During this crisis, communication to my staff has been my top priority. I have delayed communication to even my customers in favor of connecting with my staff first. This is because I knew if they did not feel safe, secure and informed, we would never be able to serve our customer. I have spent hours thinking about detailed content, clarity, language, timing and overall messaging to be sure that I could do it as well as possible. I know communication is driving my ability to come out of this as successful as possible.

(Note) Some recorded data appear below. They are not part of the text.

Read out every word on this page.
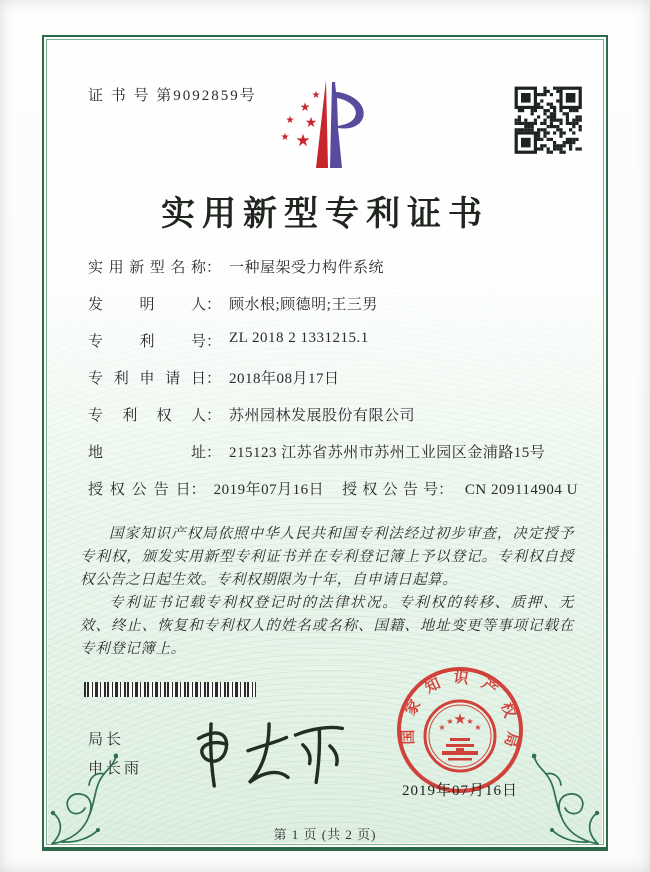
证 书 号 第9092859号	★
★
★ ★
★ ★
实用新型专利证书
实用新型名称 ： 一种屋架受力构件系统
发明人 ： 顾水根;顾德明;王三男
专利号 ： ZL 2018 2 1331215.1
专利申请日 ： 2018年08月17日
专利权人 ： 苏州园林发展股份有限公司
地址 ： 215123 江苏省苏州市苏州工业园区金浦路15号
授权公告日 ： 2019年07月16日 授权公告号： CN 209114904 U

国家知识产权局依照中华人民共和国专利法经过初步审查，决定授予专利权，颁发实用新型专利证书并在专利登记簿上予以登记。专利权自授权公告之日起生效。专利权期限为十年，自申请日起算。

专利证书记载专利权登记时的法律状况。专利权的转移、质押、无效、终止、恢复和专利权人的姓名或名称、国籍、地址变更等事项记载在专利登记簿上。

局长
申长雨
国家知识产权局
★
★
★ ★
★
2019年07月16日
第 1 页 (共 2 页)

This has been a tremendously difficult time for me when it comes to self-care. I normally get outside a lot and exercise at least three to four times per week. This has been a fundamental component in my ability to grow and sustain in my business and leadership roles. In this current work/life climate I have not been able to keep that up but I have still made time for a couple of outdoor sessions. If you come close to that breaking point, like I have this week, making self-care a priority is the only way to get out of it. This includes sleep, healthy food and exercise (preferably outside). Let’s all make a commitment to make this happen.
It’s nearly unfathomable to think about what’s next. I’m certainly not going to pretend that I’m there yet. Especially since we don’t currently know how long we will be required to stay at home and keep our businesses shut down or at extremely low operations. It’s the practice of visioning though, that will give us hope and purpose. This crisis will pass, even if we don’t know when. We must be ready for that day. We must also create a vision that accounts for what has and will change.
Nothing will be the same when this is over. Join me in activating these seven leadership practices and we will get through this and we will be able to move forward.